School seems to start earlier and go on longer than it did when I was a youngster. We started in September and got out in early May. We walked to grade school, which was a short journey for us, but many of the school children had to tread weary miles for their education. Now school buses pick up our children in the early morning mist to disgorge them, tired and weary, in the late evening.
Sending your little one to school for the first time brings a real wrench to a mother's heart and some anxious tears shed. When our oldest one, Mike, started to school, it was more traumatic for me than it was him. As I watched him walk down the driveway, I had an urge to grab him and bring him back to the safety of the house. Time does wait for no man, and it certainly doesn't wait for our children.
The years have passed by swiftly, our children grew up and all except Crystal are now grandparents. We saw the generation of our grandchildren as they too followed in the footsteps of their parents and take their places in the classroom. Some of our great-grandchildren (Morgan, for one) starts to high school this year. It boggles the mind.
Times have changed drastically since I started to school. School exposed us to a lot of new words. It was in the first grade that I heard, "L'ar! L'ar! Pants on far!" I was horrified. In the first place, we were never allowed to use the word "liar" to describe anyone. It belonged to the rest of the four-letter words that we didn't use.
If one of us told an untruth, we would call them a storyteller or say they told a story. Here at school the word "liar" was bandied about freely. Now, grade school children hear and use words that would burn the ears of an old sailor and talk about subjects that I didn't know even existed when I was in school.

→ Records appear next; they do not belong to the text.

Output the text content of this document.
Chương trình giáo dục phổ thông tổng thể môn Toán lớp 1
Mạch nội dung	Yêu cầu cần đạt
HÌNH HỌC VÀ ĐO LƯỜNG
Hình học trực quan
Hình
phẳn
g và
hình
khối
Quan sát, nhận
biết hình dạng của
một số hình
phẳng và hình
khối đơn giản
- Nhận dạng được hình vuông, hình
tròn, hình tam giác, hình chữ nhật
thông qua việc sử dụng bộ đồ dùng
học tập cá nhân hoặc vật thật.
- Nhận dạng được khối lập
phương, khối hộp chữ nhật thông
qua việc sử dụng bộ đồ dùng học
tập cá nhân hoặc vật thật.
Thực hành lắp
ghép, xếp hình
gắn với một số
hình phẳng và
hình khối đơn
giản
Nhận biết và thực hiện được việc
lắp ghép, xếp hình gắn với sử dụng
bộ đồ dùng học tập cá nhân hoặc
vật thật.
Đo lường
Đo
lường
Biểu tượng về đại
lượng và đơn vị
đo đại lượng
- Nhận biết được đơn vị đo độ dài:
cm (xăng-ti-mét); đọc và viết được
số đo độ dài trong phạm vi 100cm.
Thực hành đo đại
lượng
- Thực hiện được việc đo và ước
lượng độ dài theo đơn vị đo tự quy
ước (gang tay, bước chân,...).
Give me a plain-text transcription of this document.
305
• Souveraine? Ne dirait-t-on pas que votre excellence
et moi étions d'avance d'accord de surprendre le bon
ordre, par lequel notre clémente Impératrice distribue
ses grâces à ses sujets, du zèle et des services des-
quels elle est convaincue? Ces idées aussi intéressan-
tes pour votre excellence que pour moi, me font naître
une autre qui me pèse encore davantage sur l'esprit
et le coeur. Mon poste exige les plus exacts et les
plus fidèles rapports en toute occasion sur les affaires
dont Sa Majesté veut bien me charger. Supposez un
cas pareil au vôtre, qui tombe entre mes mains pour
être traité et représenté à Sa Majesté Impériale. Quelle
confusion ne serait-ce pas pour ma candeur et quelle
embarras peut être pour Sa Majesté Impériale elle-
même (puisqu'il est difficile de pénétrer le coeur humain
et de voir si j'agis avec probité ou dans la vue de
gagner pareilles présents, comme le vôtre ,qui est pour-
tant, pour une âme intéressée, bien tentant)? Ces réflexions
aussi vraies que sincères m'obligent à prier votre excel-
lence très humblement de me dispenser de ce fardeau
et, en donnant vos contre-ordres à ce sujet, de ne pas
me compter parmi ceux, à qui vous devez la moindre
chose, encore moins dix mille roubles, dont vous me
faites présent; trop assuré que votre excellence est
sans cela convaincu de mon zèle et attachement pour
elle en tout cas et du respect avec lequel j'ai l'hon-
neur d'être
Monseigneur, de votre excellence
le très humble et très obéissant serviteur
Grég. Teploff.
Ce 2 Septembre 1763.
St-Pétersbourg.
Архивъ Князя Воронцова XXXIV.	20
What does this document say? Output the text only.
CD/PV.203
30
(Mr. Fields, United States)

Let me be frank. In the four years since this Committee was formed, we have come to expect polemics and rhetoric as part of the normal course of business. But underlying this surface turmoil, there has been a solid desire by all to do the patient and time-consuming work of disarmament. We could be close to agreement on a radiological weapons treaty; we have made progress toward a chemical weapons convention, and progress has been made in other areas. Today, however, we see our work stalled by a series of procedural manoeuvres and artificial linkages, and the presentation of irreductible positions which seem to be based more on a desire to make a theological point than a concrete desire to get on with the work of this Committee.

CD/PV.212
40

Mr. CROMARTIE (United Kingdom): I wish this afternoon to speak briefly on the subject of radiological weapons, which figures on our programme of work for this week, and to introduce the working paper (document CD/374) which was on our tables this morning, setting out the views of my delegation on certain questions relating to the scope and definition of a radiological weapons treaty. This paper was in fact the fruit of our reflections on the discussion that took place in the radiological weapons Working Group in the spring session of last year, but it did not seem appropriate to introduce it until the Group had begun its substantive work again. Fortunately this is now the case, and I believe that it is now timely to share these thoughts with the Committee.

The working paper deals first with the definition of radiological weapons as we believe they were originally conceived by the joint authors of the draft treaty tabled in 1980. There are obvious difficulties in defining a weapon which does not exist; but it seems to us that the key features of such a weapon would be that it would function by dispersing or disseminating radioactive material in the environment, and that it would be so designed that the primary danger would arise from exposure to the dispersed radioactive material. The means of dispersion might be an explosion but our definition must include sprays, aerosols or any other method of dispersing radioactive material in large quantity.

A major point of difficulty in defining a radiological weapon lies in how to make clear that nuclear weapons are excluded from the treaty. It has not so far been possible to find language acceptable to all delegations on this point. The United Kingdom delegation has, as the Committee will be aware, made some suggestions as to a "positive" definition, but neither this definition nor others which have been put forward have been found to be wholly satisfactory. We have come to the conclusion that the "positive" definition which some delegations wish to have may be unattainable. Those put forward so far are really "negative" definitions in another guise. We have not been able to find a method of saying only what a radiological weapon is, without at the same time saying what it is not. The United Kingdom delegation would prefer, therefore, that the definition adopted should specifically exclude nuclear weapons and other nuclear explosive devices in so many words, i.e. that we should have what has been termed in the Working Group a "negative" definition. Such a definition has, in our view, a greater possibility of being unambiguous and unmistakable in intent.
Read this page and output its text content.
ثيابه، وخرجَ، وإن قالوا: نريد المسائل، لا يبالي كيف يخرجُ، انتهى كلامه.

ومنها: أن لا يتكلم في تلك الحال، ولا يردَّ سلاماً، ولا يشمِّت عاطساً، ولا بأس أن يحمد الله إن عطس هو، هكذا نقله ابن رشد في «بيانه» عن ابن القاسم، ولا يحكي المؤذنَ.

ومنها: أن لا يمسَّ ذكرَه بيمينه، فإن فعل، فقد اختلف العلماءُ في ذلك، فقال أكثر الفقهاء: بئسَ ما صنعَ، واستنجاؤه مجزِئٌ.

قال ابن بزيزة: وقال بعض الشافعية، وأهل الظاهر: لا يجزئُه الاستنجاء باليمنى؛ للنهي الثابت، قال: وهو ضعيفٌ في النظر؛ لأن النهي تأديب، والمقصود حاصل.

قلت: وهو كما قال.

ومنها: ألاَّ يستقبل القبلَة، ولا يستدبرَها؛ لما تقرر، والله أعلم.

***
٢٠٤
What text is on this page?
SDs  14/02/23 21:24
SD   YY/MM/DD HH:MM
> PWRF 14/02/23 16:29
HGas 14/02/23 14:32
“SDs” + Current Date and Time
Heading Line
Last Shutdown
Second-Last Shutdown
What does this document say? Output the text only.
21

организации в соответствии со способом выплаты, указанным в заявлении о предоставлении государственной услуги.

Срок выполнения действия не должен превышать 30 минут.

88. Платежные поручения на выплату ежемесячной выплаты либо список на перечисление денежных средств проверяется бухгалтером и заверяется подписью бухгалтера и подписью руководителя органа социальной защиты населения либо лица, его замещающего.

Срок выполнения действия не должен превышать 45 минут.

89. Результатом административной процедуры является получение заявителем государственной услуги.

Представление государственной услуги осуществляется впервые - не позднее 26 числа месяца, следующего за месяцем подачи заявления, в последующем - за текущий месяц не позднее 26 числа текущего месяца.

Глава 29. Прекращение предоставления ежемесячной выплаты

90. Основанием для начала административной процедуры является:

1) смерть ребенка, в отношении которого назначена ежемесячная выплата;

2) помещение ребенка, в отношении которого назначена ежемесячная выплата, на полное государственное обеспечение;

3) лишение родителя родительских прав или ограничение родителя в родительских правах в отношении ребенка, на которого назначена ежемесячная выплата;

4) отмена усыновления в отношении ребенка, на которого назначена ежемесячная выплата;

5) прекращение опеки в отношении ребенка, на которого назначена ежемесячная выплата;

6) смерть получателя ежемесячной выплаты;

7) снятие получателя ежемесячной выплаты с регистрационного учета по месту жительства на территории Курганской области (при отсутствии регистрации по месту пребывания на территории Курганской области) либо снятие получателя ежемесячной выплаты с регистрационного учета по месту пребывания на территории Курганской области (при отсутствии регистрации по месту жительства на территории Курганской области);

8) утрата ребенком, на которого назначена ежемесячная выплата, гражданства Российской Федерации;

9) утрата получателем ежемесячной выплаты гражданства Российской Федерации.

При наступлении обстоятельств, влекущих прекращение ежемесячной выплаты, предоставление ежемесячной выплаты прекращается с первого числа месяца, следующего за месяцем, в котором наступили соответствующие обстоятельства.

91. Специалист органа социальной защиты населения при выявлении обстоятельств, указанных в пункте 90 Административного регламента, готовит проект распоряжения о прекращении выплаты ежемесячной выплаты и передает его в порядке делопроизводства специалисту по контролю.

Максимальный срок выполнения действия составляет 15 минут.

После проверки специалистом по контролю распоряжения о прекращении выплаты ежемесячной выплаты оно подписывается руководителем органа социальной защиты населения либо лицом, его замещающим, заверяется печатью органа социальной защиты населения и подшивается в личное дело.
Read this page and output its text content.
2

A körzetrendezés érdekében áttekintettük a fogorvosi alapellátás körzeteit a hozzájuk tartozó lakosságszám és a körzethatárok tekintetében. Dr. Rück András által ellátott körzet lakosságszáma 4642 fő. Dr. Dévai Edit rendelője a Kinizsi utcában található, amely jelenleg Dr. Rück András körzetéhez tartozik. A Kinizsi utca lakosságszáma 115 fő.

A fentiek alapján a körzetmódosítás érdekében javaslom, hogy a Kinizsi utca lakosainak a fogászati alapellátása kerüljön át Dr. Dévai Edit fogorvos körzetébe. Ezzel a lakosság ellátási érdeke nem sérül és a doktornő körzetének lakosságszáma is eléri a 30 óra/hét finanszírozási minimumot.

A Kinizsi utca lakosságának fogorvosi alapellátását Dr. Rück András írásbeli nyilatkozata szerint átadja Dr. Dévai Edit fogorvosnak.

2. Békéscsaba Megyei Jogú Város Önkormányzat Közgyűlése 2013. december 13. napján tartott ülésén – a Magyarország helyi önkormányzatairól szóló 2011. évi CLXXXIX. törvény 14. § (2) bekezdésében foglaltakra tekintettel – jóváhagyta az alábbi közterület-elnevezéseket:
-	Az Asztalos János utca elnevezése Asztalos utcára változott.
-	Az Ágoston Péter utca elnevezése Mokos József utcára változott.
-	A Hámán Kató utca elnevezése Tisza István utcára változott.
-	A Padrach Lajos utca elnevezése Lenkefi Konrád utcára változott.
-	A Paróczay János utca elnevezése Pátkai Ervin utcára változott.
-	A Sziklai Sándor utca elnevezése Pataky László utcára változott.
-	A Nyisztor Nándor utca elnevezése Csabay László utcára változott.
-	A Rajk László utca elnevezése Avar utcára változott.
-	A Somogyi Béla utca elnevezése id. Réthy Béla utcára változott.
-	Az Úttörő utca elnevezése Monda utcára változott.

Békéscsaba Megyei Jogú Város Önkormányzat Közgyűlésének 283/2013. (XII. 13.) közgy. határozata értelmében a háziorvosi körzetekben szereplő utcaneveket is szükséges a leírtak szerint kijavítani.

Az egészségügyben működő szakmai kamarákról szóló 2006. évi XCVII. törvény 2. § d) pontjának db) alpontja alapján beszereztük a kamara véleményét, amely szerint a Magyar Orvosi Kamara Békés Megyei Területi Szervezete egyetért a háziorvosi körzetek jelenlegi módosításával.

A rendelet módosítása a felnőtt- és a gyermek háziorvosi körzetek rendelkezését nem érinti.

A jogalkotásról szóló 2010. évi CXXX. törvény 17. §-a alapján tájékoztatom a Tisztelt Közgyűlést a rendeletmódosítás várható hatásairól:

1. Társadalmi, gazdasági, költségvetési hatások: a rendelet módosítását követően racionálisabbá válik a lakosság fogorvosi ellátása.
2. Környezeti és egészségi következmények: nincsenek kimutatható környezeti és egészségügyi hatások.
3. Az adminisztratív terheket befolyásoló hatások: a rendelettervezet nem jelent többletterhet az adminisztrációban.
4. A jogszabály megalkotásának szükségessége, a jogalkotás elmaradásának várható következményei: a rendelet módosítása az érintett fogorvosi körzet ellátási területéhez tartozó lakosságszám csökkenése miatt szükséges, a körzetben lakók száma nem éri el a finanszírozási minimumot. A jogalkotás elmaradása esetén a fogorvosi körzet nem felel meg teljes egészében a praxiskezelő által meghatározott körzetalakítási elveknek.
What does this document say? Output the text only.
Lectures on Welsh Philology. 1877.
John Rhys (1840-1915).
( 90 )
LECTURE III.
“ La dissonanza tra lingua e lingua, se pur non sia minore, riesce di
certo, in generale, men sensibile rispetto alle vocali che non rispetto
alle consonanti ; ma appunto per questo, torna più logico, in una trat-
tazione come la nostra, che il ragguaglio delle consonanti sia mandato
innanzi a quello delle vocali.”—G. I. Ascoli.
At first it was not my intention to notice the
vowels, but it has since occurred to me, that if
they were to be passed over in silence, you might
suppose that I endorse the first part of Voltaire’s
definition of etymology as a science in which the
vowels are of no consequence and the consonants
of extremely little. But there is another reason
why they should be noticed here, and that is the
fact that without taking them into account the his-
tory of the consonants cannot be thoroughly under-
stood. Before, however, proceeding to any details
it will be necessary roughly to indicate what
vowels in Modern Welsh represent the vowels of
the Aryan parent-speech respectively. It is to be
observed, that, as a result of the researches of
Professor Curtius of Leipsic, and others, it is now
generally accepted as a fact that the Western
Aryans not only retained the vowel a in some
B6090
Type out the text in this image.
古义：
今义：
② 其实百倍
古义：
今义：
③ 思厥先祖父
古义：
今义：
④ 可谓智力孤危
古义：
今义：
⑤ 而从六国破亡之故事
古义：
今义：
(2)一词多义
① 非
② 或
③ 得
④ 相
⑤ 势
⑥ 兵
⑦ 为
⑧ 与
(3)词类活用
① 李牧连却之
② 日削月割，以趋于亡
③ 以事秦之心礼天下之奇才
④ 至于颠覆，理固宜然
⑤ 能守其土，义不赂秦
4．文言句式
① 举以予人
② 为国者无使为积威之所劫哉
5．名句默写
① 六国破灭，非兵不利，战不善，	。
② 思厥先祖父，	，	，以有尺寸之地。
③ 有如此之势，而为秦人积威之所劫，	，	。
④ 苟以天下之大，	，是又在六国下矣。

It is a scary world that we send our young ones into every day. We would like to enclose them in a plastic bubble to protect them from the filth of the world, but of course it is impossible. The best thing that we can do for our children is to teach and instill in them at an early age the moral values and godly principles set forth in the Bible.
It is not enough to merely teach them, but our lives should be an example that bears out these teachings. Children in our society today are becoming morally bankrupt and ignorant of true Bible principles because they are not being taught these things in their homes. This is our responsibility and duty to our children.